Womit „Professor Love“ trotz dieses sehr zwiegespaltenen Erscheinungsbild immerhin durchgehend überzeugt, sind die Schauspielleistungen. Pierce Brosnan schafft es beständig, seiner chauvinistische Klischees bedienenden Rolle so viel Charme wie möglich abzugewinnen und sieht man einmal davon ab, dass es vollkommen unlogisch ist, dass von zwei miteinander aufgewachsenen Schwestern die eine mit einem spanischen Akzent daherkommt und die andere nicht (und das sowohl in der Original-, als auch in der deutschen Synchronfassung), dann lässt sich auch der Interaktion zwischen Jessica Alba („Sin City“) und Salma Hayek  („Das Märchen der Märchen“) einiges an Sympathie abgewinnen. Malcolm McDowell („The Mentalist“) gibt sich Mühe, der klischeebeladenen Figur des dauernörgelnden Großvaters interessante Facetten abzugewinnen und sogar Ben McKenzie („Gotham“) gefällt in der undankbaren Rolle von Richards Nebenbuhler. Alles in allem ist „Professor Love“ auf der schauspielerischen Ebene gelungen. Für das ärgerliche Skript können die Darsteller und Darstellerinnen schließlich nichts.
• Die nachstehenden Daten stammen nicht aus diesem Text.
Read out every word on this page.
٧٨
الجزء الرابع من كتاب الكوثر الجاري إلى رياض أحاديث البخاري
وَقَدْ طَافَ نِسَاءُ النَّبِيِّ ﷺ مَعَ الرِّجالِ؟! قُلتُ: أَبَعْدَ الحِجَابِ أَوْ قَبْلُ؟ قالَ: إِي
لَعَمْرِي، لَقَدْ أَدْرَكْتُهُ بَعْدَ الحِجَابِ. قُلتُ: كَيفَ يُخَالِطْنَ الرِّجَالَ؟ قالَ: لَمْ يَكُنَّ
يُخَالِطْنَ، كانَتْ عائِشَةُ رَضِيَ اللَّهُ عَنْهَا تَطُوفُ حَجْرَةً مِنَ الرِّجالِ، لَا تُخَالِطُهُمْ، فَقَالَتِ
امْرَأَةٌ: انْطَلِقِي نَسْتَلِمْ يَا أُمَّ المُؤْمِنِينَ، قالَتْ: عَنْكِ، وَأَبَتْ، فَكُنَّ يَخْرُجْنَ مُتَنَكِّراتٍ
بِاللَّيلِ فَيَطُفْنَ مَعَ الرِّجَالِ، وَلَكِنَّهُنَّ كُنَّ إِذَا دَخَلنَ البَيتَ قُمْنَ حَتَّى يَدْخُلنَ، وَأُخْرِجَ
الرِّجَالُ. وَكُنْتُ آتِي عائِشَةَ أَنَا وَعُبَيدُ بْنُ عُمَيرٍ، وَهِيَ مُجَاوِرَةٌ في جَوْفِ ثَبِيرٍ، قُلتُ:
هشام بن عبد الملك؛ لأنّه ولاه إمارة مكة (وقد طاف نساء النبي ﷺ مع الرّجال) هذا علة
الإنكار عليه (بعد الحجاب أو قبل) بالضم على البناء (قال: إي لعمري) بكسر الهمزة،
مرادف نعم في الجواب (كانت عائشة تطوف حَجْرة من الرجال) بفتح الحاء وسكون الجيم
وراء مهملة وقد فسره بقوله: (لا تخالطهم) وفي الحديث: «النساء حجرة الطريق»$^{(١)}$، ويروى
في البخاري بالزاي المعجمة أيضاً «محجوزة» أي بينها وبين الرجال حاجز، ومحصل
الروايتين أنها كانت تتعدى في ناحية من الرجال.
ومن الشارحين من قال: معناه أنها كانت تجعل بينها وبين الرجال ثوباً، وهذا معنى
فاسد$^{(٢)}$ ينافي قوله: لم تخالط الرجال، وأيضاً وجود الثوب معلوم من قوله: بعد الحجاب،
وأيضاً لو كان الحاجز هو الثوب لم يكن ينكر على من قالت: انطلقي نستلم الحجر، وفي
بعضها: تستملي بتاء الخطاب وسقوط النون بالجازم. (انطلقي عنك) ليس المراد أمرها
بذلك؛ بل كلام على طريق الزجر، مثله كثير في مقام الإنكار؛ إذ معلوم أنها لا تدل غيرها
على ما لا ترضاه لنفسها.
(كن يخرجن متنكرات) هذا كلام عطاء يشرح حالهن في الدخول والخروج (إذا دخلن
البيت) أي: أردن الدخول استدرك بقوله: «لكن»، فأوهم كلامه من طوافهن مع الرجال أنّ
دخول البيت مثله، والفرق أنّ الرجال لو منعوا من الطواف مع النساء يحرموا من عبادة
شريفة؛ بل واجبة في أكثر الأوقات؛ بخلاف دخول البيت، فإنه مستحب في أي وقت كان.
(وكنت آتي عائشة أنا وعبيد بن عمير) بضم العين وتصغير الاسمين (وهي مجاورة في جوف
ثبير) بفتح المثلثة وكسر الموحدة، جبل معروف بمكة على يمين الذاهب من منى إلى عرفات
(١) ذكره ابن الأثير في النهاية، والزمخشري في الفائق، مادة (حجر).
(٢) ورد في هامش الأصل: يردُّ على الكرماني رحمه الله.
Fazit: Ein bisschen Romantik, ein bisschen Komödie, ein bisschen Drama und viel, viel Kitsch: „Professor Love“ ist vieles, aber nichts davon richtig. Trotz eines netten Ensembles und ansprechender Kulisse hätte dieser Film gern noch viele weitere Jahre im Giftschrank des Studios verweilen dürfen.

„Professor Love“ ist ab dem 9. Juni in den deutschen Kinos zu sehen.